The PCR primers were then used directly with honeybee larvae. Two bee larvae that showed symptoms of EFB disease and two apparently healthy worker larvae from Stellenbosch, South Africa, were tested. Each larva was incubated individually in the basal medium overnight, anaerobically, at 30°C in an anaerobic jar containing hydrogen plus 10% (vol/vol) CO2. Two milliliters of each sample was then centrifuged at 1,000 × g for 2 min, and the supernatant was centrifuged at 10,000 × g for 5 min. The resultant pellets were resuspended in 100 μl of sterile H2O and heated at 95°C for 15 min. One microliter was amplified in a 50-μl PCR mixture.

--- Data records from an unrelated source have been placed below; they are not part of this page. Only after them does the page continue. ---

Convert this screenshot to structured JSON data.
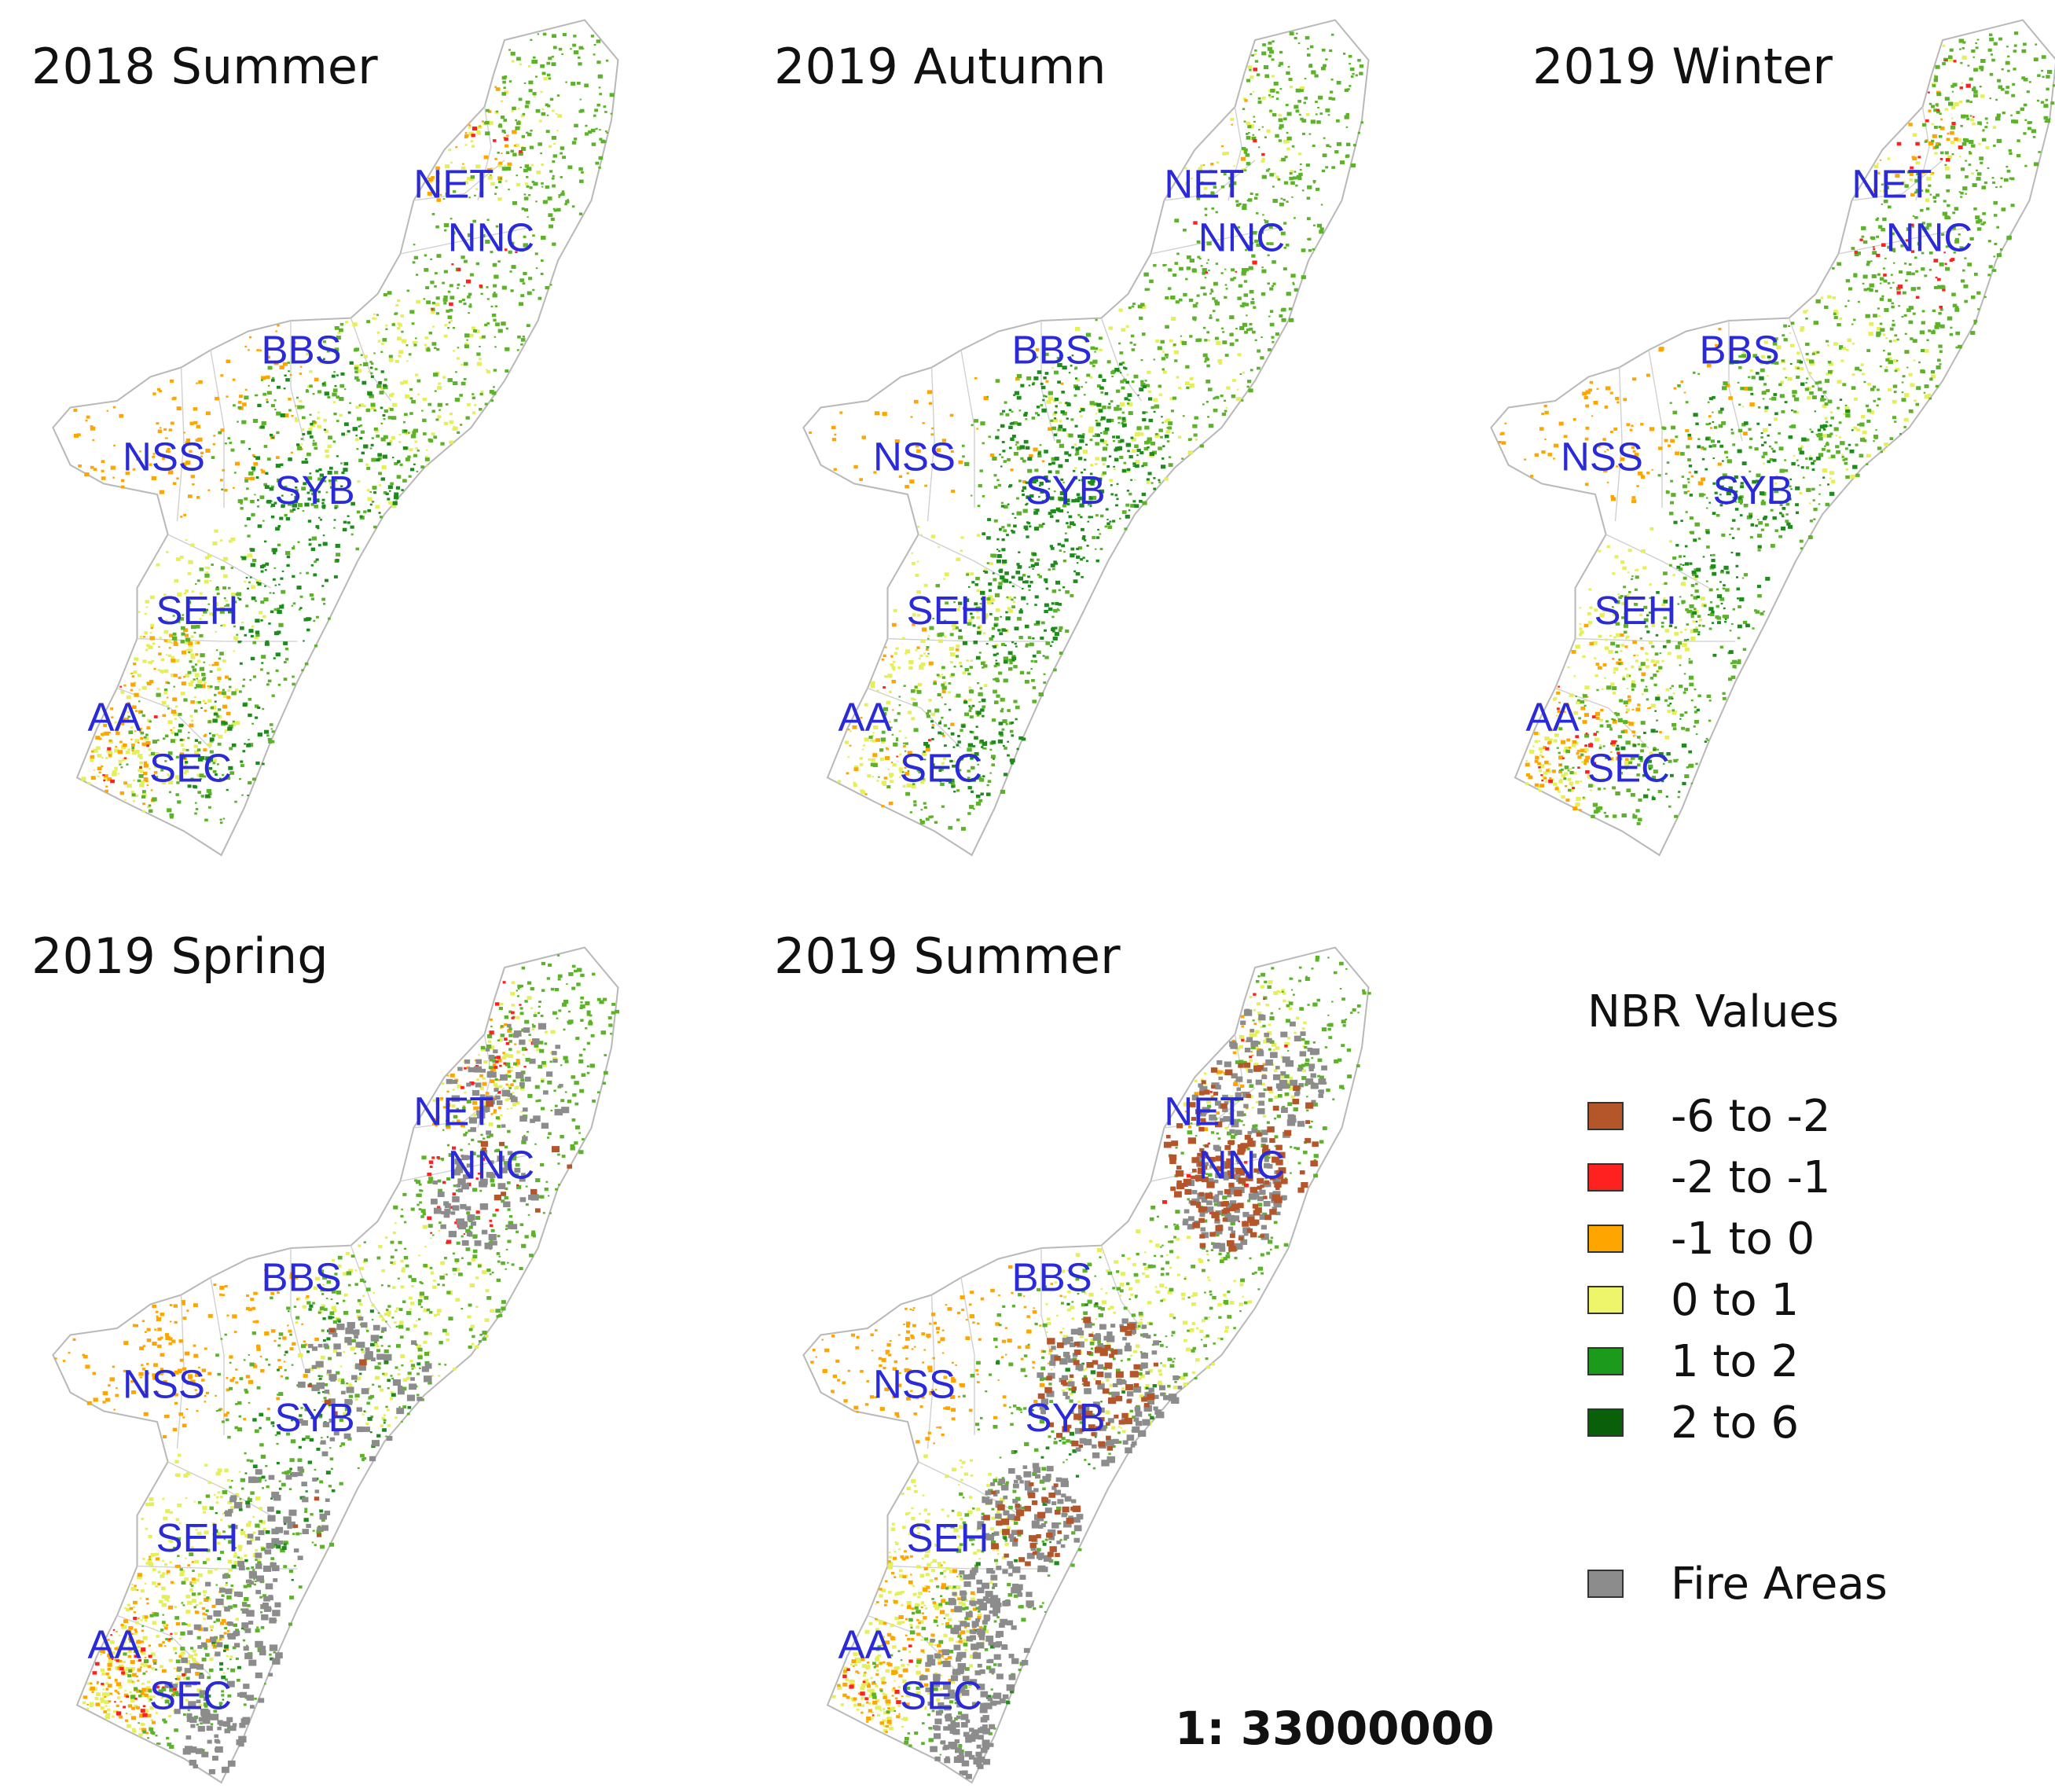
{
  "panels": [
    {
      "title": "2018 Summer",
      "fills": {
        "green": 0.45,
        "dark": 0.25,
        "yellow": 0.45,
        "orange": 0.35,
        "red": 0.05,
        "brown": 0.0,
        "grey": 0.0
      },
      "fire_areas": false
    },
    {
      "title": "2019 Autumn",
      "fills": {
        "green": 0.5,
        "dark": 0.45,
        "yellow": 0.3,
        "orange": 0.12,
        "red": 0.02,
        "brown": 0.0,
        "grey": 0.0
      },
      "fire_areas": false
    },
    {
      "title": "2019 Winter",
      "fills": {
        "green": 0.55,
        "dark": 0.2,
        "yellow": 0.35,
        "orange": 0.25,
        "red": 0.12,
        "brown": 0.0,
        "grey": 0.0
      },
      "fire_areas": false
    },
    {
      "title": "2019 Spring",
      "fills": {
        "green": 0.45,
        "dark": 0.1,
        "yellow": 0.55,
        "orange": 0.45,
        "red": 0.18,
        "brown": 0.02,
        "grey": 0.3
      },
      "fire_areas": true
    },
    {
      "title": "2019 Summer",
      "fills": {
        "green": 0.35,
        "dark": 0.05,
        "yellow": 0.55,
        "orange": 0.4,
        "red": 0.08,
        "brown": 0.3,
        "grey": 0.5
      },
      "fire_areas": true
    }
  ],
  "region_labels": [
    "NET",
    "NNC",
    "BBS",
    "NSS",
    "SYB",
    "SEH",
    "AA",
    "SEC"
  ],
  "legend": {
    "title": "NBR Values",
    "items": [
      {
        "label": "-6 to -2",
        "color": "#b5552a"
      },
      {
        "label": "-2 to -1",
        "color": "#ff2020"
      },
      {
        "label": "-1 to 0",
        "color": "#ffa500"
      },
      {
        "label": "0 to 1",
        "color": "#eef56a"
      },
      {
        "label": "1 to 2",
        "color": "#1c9a1c"
      },
      {
        "label": "2 to 6",
        "color": "#0a600a"
      }
    ],
    "fire": {
      "label": "Fire Areas",
      "color": "#8c8c8c"
    }
  },
  "scale": "1: 33000000"
}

When the resulting PCR products were run on agarose gels only the diseased larvae produced bands of approximately 812 bp, whereas the healthy larvae did not (Fig. 2).

FIG. 2.

FIG. 2

Agarose gel (0.8%) showing PCR products from healthy and diseased bee larvae and an M. pluton pure culture. Lanes: m, Pst-cut lambda DNA marker (the 812-bp band is indicated); 1, M. pluton type strain; 2, nondiseased bee larvae; 3, diseased bee larvae; 4, nondiseased bee larvae; and 5, diseased bee larvae.

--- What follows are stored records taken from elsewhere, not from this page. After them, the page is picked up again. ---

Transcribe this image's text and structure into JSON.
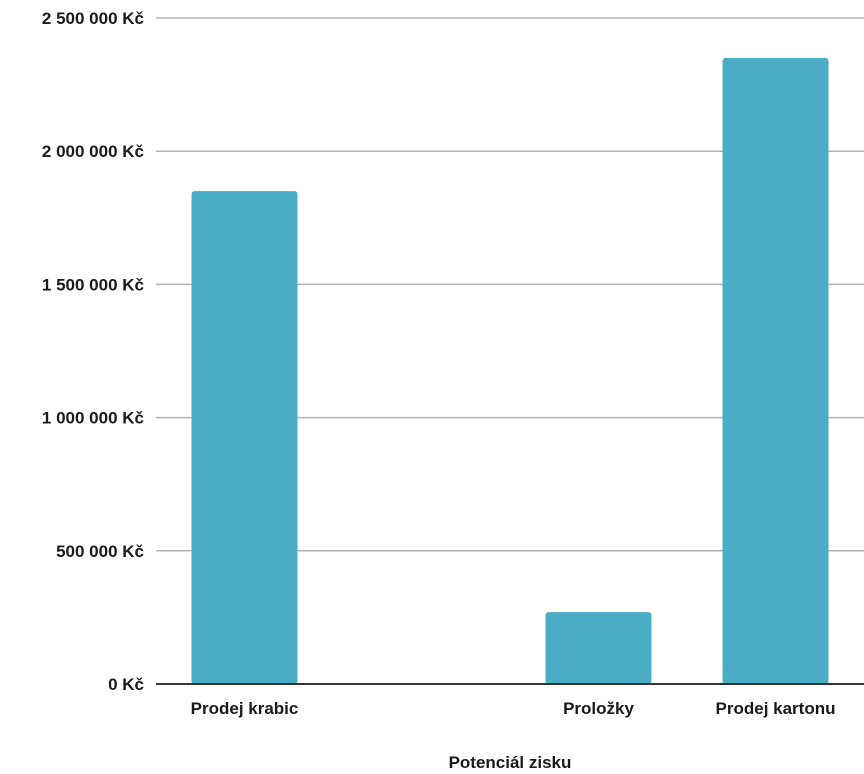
{
  "chart_data": {
    "type": "bar",
    "title": "",
    "xlabel": "Potenciál zisku",
    "ylabel": "",
    "categories": [
      "Prodej krabic",
      "",
      "Proložky",
      "Prodej kartonu"
    ],
    "values": [
      1850000,
      0,
      270000,
      2350000
    ],
    "ylim": [
      0,
      2500000
    ],
    "yticks": [
      0,
      500000,
      1000000,
      1500000,
      2000000,
      2500000
    ],
    "ytick_labels": [
      "0 Kč",
      "500 000 Kč",
      "1 000 000 Kč",
      "1 500 000 Kč",
      "2 000 000 Kč",
      "2 500 000 Kč"
    ],
    "grid": true,
    "legend": "none",
    "colors": {
      "bar": "#4BACC6",
      "grid": "#b3b3b3",
      "axis": "#333333"
    }
  }
}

To confirm that the bee larva PCR product was from M. pluton, the PCR product was cloned into pCR-Script Amp SK(+) cloning vector and transformed with the pCR-Script Amp SK(+) cloning kit (Stratagene). Plasmids were purified with the nucleobond kit (Maherey-Nagel) for plasmid isolation. The PCR product was sequenced in both directions by standard methods (15). A sequence similarity search was done by using the BLAST server at the National Center for Biotechnology Information. The PCR product was found to be 831 bp long, which was the same size as the region on the M. pluton 16S rRNA gene between the two primers. An alignment of the PCR product and the M. pluton 16S rRNA gene sequence showed the two sequences to have base pair mismatches at positions 593 and 824 of the 16S rRNA gene (Fig. 3).

FIG. 3.

FIG. 3

Alignment of bases 84 to 913 of the 16S rRNA gene of M. pluton (NCBI accession no. X75752) with the PCR product obtained from enriched bee lysate. The primer-binding regions are indicated in boldface type, and the two mismatches at positions 593 and 824 are boxed.

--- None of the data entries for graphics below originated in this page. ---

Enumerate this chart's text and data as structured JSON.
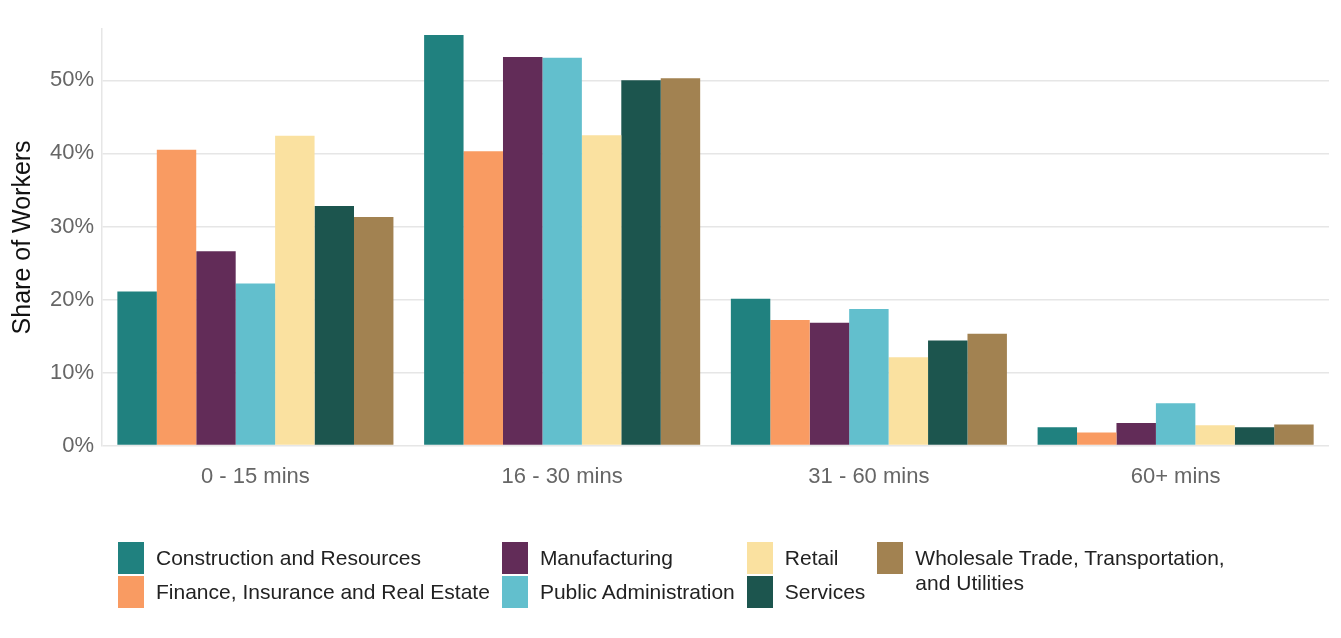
{
  "chart_data": {
    "type": "bar",
    "ylabel": "Share of Workers",
    "categories": [
      "0 - 15 mins",
      "16 - 30 mins",
      "31 - 60 mins",
      "60+ mins"
    ],
    "series": [
      {
        "name": "Construction and Resources",
        "color": "#20817f",
        "values": [
          21.1,
          56.2,
          20.1,
          2.5
        ]
      },
      {
        "name": "Finance, Insurance and Real Estate",
        "color": "#f99b62",
        "values": [
          40.5,
          40.3,
          17.2,
          1.8
        ]
      },
      {
        "name": "Manufacturing",
        "color": "#622c58",
        "values": [
          26.6,
          53.2,
          16.8,
          3.1
        ]
      },
      {
        "name": "Public Administration",
        "color": "#62bfcd",
        "values": [
          22.2,
          53.1,
          18.7,
          5.8
        ]
      },
      {
        "name": "Retail",
        "color": "#fae1a0",
        "values": [
          42.4,
          42.5,
          12.1,
          2.8
        ]
      },
      {
        "name": "Services",
        "color": "#1c554e",
        "values": [
          32.8,
          50.0,
          14.4,
          2.5
        ]
      },
      {
        "name": "Wholesale Trade, Transportation, and Utilities",
        "color": "#a28251",
        "values": [
          31.3,
          50.3,
          15.3,
          2.9
        ]
      }
    ],
    "ylim": [
      0,
      57
    ],
    "yticks": [
      {
        "value": 0,
        "label": "0%"
      },
      {
        "value": 10,
        "label": "10%"
      },
      {
        "value": 20,
        "label": "20%"
      },
      {
        "value": 30,
        "label": "30%"
      },
      {
        "value": 40,
        "label": "40%"
      },
      {
        "value": 50,
        "label": "50%"
      }
    ],
    "grid": "y",
    "legend": "bottom"
  }
}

The high degree of homology between the PCR product and the M. pluton 16S rDNA gene (99.7% [data not shown]) clearly indicates that the PCR product was from M. pluton. Previous studies have shown the 16S rDNA gene of M. pluton to exhibit the highest levels of sequence similarity with members of the Enterococcus genus (range, approximately 94 to 96%) (9). The PCR product used in this study was found to have its closest sequence similarity to the Enterococcus faecium 16S rRNA gene (96.3% [data not shown]). More significantly, the PCR primers used here, compared to E. faecium, had six and five mismatches over the 20-mer regions of primer 1 and primer 2, respectively. Since Enterococcus is the genus most closely related to Melissococcus, it is not possible that these bacteria were detected with these PCR primers.

The technique described here is a quick and accurate method for the identification of M. pluton directly from diseased bee larvae. The time required to complete the procedure, following overnight incubation of the bee larvae, is only 6 h, thus making the method an ideal diagnostic technique. This is a particularly useful technique because of the internationally recognized difficulty in isolating and identifying M. pluton.

Acknowledgments

This work was partly funded by the Foundation for Research Development.

We are grateful for sequencing carried out by Di James from the Department of Microbiology at the University of Cape Town.